Damus
waxwing profile picture
waxwing
An ignored part of the current quantum computer fud^H^H debate, because it's a counterfactual: back in 2015-17 a lot of people got very excited about a proposal from Greg Maxwell to do "confidential transactions" on bitcoin. I was very much in the group of people both fascinated and excited about the prospect and went very deep down the rabbit hole on it, learning a lot about cryptography along the way.

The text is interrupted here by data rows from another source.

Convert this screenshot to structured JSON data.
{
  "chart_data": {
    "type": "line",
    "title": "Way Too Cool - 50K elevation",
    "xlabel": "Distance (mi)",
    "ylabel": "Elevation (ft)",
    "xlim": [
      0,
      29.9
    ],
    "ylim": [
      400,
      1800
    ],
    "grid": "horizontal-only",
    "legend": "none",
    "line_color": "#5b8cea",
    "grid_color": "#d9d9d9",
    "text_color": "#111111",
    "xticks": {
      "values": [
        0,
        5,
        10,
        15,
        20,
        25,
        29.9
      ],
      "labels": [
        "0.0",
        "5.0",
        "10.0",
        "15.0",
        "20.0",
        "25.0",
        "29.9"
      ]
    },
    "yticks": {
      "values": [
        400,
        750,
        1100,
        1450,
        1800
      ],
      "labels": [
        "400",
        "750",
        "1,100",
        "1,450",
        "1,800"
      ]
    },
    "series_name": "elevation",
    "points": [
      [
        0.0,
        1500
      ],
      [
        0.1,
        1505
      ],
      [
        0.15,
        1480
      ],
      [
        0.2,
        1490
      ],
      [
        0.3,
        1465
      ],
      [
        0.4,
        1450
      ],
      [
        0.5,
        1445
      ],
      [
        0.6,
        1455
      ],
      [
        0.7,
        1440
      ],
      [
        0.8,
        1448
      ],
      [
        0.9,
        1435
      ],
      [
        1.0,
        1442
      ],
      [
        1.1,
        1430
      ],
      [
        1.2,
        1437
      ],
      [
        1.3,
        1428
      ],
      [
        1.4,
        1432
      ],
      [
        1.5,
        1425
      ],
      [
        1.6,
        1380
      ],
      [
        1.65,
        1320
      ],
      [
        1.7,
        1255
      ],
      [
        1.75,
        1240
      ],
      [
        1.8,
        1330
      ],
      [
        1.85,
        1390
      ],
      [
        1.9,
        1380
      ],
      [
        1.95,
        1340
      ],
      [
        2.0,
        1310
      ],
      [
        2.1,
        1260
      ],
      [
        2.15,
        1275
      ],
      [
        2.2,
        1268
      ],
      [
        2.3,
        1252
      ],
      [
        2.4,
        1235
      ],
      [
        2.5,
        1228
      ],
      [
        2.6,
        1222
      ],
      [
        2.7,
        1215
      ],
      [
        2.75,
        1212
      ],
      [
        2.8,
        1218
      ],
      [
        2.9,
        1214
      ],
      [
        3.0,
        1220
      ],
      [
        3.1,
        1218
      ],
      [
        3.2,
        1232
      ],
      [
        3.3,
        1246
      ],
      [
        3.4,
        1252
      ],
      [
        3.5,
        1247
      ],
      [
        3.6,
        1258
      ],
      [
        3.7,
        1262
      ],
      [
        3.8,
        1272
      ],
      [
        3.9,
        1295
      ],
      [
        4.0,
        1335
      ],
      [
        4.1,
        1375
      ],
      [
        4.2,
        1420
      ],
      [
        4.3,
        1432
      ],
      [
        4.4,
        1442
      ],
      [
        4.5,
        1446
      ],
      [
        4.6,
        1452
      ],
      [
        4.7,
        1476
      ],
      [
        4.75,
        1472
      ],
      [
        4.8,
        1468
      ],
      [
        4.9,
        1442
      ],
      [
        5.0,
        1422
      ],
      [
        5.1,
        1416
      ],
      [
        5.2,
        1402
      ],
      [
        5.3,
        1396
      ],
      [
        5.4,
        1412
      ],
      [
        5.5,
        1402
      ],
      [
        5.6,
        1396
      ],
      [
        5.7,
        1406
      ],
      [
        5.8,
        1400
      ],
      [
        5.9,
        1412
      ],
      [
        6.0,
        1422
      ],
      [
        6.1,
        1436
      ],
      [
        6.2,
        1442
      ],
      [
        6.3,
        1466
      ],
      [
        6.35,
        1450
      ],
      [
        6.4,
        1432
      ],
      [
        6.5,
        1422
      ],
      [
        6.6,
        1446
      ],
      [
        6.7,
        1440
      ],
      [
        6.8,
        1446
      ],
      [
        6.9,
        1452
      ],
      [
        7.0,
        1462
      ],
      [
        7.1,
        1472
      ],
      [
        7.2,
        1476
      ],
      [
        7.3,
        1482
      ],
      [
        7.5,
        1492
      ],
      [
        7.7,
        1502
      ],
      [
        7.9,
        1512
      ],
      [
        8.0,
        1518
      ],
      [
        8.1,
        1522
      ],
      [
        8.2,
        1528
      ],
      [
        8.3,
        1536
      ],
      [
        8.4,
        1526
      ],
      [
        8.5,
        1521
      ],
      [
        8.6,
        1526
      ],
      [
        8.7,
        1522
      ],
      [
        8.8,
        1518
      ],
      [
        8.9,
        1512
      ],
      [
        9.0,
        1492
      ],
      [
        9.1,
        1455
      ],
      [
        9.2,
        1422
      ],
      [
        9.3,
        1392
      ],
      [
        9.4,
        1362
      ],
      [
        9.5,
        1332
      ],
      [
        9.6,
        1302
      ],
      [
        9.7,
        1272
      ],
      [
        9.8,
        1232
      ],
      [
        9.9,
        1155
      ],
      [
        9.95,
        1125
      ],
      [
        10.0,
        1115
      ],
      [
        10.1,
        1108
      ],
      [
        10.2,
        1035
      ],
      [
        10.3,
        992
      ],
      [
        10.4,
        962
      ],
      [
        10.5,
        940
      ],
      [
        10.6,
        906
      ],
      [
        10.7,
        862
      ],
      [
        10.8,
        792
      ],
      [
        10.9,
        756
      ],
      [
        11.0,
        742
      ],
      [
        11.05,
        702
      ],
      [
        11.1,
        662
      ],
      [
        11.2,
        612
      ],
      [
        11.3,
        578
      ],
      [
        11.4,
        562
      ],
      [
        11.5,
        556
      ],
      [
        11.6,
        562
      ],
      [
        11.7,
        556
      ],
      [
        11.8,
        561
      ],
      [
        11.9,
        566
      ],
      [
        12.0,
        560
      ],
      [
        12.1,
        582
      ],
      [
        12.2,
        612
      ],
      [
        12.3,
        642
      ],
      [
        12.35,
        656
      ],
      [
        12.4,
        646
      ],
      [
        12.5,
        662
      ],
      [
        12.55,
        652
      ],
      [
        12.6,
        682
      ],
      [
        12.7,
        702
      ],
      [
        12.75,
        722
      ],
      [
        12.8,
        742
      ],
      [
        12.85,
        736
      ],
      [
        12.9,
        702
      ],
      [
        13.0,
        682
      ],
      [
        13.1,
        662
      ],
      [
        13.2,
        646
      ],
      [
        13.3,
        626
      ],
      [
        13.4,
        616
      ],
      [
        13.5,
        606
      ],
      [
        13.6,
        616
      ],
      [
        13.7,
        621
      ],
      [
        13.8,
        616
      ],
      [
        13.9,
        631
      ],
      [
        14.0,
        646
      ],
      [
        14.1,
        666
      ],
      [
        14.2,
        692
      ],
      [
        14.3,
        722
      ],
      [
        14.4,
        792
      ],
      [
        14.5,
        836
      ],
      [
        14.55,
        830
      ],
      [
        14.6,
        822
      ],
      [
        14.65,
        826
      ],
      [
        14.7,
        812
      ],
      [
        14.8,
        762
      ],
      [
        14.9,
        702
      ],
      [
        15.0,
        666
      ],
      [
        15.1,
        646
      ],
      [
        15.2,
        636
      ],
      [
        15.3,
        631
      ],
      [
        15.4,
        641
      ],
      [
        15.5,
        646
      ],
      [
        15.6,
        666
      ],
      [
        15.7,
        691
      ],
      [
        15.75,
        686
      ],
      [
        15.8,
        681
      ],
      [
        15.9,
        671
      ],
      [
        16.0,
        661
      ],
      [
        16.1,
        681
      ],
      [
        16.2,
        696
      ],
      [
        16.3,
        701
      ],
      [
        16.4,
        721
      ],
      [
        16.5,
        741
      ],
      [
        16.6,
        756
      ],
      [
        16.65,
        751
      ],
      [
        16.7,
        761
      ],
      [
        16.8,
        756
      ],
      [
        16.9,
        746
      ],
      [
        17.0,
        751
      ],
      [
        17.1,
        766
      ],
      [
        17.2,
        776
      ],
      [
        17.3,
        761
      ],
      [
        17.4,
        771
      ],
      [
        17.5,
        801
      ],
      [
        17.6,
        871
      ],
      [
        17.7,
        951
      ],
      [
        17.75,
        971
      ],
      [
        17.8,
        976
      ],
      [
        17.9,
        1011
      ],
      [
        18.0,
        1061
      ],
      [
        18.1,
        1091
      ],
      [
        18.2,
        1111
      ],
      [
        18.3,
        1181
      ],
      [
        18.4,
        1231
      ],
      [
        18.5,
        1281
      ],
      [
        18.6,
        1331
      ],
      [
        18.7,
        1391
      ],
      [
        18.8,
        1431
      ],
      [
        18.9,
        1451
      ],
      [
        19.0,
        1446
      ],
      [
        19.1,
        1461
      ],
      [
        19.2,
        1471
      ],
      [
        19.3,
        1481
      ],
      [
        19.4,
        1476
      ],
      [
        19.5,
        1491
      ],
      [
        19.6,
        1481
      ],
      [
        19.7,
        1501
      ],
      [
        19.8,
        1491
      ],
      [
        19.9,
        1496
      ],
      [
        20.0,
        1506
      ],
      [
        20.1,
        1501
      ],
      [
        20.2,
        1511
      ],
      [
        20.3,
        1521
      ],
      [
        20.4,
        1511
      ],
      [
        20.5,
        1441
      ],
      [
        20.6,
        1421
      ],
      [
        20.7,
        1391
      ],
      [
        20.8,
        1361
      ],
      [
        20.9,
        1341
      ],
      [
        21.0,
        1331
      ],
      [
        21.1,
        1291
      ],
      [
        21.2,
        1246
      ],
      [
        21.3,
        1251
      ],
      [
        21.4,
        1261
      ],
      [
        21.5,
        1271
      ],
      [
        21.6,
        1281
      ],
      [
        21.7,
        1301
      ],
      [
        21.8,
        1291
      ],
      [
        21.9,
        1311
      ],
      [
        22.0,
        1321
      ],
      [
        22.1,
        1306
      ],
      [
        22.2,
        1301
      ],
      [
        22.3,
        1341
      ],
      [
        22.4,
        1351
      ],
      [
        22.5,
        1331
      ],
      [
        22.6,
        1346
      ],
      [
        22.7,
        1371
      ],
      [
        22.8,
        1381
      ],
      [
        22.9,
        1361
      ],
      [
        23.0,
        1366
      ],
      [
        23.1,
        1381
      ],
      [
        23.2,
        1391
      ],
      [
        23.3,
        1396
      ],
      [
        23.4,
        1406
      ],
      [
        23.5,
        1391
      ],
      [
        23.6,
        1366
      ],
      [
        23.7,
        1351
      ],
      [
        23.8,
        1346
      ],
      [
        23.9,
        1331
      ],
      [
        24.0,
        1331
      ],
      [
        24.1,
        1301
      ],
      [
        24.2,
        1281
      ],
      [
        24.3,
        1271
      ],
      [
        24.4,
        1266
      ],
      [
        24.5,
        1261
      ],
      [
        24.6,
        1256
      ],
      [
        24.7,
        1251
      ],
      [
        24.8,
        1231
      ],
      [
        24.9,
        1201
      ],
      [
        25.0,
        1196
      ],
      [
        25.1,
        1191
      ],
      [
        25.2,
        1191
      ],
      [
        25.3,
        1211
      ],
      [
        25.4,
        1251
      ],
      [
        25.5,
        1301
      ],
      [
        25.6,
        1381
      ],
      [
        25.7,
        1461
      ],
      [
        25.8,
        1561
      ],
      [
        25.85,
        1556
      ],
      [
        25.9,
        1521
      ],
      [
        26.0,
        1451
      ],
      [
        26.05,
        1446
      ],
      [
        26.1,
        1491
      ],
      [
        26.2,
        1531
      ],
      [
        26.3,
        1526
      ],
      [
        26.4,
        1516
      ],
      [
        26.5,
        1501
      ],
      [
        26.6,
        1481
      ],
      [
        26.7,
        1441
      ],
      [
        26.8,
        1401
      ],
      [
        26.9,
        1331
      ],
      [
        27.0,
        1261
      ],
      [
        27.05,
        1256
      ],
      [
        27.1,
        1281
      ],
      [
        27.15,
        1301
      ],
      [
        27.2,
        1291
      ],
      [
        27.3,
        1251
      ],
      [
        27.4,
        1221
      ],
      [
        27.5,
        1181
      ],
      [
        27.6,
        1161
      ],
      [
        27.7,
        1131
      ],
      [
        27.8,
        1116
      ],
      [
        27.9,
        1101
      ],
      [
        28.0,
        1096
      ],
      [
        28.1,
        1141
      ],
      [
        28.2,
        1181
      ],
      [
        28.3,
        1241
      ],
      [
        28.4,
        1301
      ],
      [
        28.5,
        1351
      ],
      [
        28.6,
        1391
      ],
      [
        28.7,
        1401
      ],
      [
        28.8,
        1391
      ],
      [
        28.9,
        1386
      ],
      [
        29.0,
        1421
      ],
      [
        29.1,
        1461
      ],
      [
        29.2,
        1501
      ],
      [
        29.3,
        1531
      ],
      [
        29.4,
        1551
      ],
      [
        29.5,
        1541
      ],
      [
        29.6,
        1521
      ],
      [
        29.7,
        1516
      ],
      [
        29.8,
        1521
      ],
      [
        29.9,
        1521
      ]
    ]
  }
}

But the energy to even suggest a fork to include it slowly dissipated; my own personal reason for rejecting it was *not* the obvious "the range proofs are too large" (see: Bulletproofs, work that was heavily inspired by that scaling problem, though it ended up being far more significant w.r.t. "folding"). It was "pedersen commitments are only computationally binding" [1], to put it another way an EC break means we get unbounded, invisible inflation. At the time it was fun to predict that Zcash had this failure mode and indeed it was borne out (look up their history if you don't know). It felt weird justifying this to people sometimes: "I don't want a bitcoin where amounts are not visible because the total might not add up" sounds Luddite ... I remember being asked on a panel by Giulia Fanti "are you scared that P=NP or something?" ... it was not felt to be a quite logical thing to worry about this, since we rely on EC in Bitcoin anyway ... and if we trust EC, the math of homomorphic commitments *guarantees* it adds up!

But a computational bound on that is not OK. i.e. i don't want *any* computer to be able to break it! not just normal computers! - and that's exactly where a quantum computer comes in. I am FAR more worried about breaking bitcoin's fixed supply than about a million old P2PK coins getting stolen. Stealing is not minting.


[1] A counterpoint is that ElGamal commitments exist, at the cost of even more space. But hey, it's still less space, by a huge margin, than current post quantum signature schemes! Something worth considering?